Who could be luckier than President Buhari to be blessed with three powerful legal minds for necessary advice within six hours on the legality or otherwise of the summon of National Assembly to be addressed on the security situation in the country. Vice-President Yemi Osibajo, Attorney-General Abubakar Malami and Chairman Presidential Advisory Council on Anti-Corruption, Itse Sagay are such that collectively or individually, could produce, within hours, such legal opinion acceptable to any court in Nigeria.

Even if Buhari was still not satisfied, he could seek further legal advice outside government on his immunity from being summoned by National Assembly and such would not be unprecedented. During the constitutional crisis over the controversial `964 federal elections, (the then) President Nnamdi Azikiwe, sought the legal advice of attorney-general Taslim Elias on his (Zik’s) power to assume  executive authority and order fresh elections. Elias was blunt such move would be unconstitutional. Zik still proceeded to seek legal opinion outside government from Professor Gower of University of Lagos, who also upheld attorney-general Elias’ legal opinion that Zik had no such power. For a third opinion, Zik sought the legal view of Dan Ibekwe, attorney-general of the defunct eastern region, who concurred with the legal view of his two colleagues that Zik, (specifically ceremonial President) had no such authority. But all withindays if not hours.

When did Buhari make up his mind not to appear before National Assembly or when did he decide to flaunt his immunity against appearing at the National Assembly? Whichever was the case, it was wrong to initially give  national assembly members the impression to be expected to brief them on a matter on which he later turned round to claim exclusivity and/or secrecy.

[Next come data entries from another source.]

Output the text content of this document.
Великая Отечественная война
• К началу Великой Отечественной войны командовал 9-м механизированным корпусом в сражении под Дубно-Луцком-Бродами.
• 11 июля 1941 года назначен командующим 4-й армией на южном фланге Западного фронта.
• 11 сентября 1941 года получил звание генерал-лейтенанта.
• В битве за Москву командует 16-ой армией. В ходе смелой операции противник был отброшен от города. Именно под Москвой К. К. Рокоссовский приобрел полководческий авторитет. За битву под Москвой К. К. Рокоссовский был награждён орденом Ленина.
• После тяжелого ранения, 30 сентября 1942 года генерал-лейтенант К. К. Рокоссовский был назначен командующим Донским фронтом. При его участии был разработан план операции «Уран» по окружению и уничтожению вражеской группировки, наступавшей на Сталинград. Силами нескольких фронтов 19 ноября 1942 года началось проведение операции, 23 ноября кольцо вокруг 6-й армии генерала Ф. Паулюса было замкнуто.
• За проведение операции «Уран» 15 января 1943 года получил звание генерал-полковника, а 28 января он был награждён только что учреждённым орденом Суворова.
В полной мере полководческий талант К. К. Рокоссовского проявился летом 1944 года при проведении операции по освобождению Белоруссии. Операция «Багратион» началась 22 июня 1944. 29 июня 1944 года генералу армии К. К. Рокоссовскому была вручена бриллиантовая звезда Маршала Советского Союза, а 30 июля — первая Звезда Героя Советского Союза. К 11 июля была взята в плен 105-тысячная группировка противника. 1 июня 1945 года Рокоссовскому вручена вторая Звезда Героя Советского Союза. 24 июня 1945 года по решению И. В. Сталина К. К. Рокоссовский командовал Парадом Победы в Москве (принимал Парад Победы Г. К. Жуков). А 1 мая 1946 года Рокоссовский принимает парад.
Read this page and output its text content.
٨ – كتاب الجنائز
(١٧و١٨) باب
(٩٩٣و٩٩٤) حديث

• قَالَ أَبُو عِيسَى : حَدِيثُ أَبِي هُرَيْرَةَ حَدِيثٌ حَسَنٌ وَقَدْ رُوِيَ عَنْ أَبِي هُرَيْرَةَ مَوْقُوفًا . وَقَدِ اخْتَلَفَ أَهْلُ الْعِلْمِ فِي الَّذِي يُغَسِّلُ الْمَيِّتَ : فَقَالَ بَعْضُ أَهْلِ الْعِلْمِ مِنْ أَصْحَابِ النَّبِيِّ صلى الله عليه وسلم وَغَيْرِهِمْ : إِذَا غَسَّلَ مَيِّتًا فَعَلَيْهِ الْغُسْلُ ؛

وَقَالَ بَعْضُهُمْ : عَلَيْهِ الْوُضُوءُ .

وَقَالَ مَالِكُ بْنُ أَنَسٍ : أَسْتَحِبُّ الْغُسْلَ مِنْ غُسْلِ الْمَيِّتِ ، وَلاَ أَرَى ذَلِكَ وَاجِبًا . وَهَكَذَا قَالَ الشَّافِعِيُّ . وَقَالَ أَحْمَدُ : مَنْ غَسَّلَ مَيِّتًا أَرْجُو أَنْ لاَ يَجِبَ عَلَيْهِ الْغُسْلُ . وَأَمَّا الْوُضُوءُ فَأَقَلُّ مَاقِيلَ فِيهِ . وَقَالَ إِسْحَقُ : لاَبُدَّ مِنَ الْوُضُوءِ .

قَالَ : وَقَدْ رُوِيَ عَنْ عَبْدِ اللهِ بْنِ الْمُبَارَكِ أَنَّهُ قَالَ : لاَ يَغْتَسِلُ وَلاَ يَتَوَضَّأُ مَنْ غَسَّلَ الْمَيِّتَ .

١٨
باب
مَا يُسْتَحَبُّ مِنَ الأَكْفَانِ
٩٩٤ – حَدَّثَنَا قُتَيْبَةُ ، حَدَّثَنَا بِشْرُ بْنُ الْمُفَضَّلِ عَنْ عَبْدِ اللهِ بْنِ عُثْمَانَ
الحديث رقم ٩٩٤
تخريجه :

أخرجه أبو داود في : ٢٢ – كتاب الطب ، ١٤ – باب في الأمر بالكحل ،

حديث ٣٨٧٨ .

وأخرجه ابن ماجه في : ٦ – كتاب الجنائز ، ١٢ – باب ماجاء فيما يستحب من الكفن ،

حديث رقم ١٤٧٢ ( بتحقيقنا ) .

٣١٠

By the way, critics must not be led astray. Buhari, in his objection to being summoned, was tactful. He does not appear to be disputing National Assembly’ power to summon him at all, as a matter of authority. Instead, the argument is against being demanded or even forced to disclose information on military operations. Two different specific issues. It is also not clear if Buhari’s refusal to disclose information on military operations would also and finally put paid to all demands for sacking service chiefs.

On the other hand, there is nothing iron clad about not giving information on military operations. In the United States for example, on matters like information on military operations or intelligence gathering, members of the relevant committees in both houses of Congress are not necessarily completely kept in the dark especially in grave occasions. At that stage, these members of relevant committees in Congress are invited to White House in Washington for appropriate briefings by the American President. There is every time, mutual co-operation between Congress and the Presidency.

In Nigeria’s case, it is a poor picture, with the erroneous impression that the request to be briefed is necessarily erosion of President Buhari’s power or authority. Instead, the issues at stake is the security of ordinary Nigerians in different parts of the country. Whatever the constitutional provisions or even the limits of either National Assembly or even President Buhari himself, no power struggle is involved and a way should be worked out to involve both the executive and National Assembly. Borrowing a leaf from United States, members of relevant committees in National Assembly could be invited to Aso Rock for proper briefing. These are armed forces committee, national security or intelligence committee, etc.

And the final point. Attorney-General Mallami’s flaunting president Buhari’s immunity at the last minute is more of a pre-emptive strike to forestal possible criticisms against potential public reaction against APC governors reported to have, in the first place, dissuaded Buhari from keeping his date at the National Assembly, lest state governors be similarly summoned one after another by their state assemblies.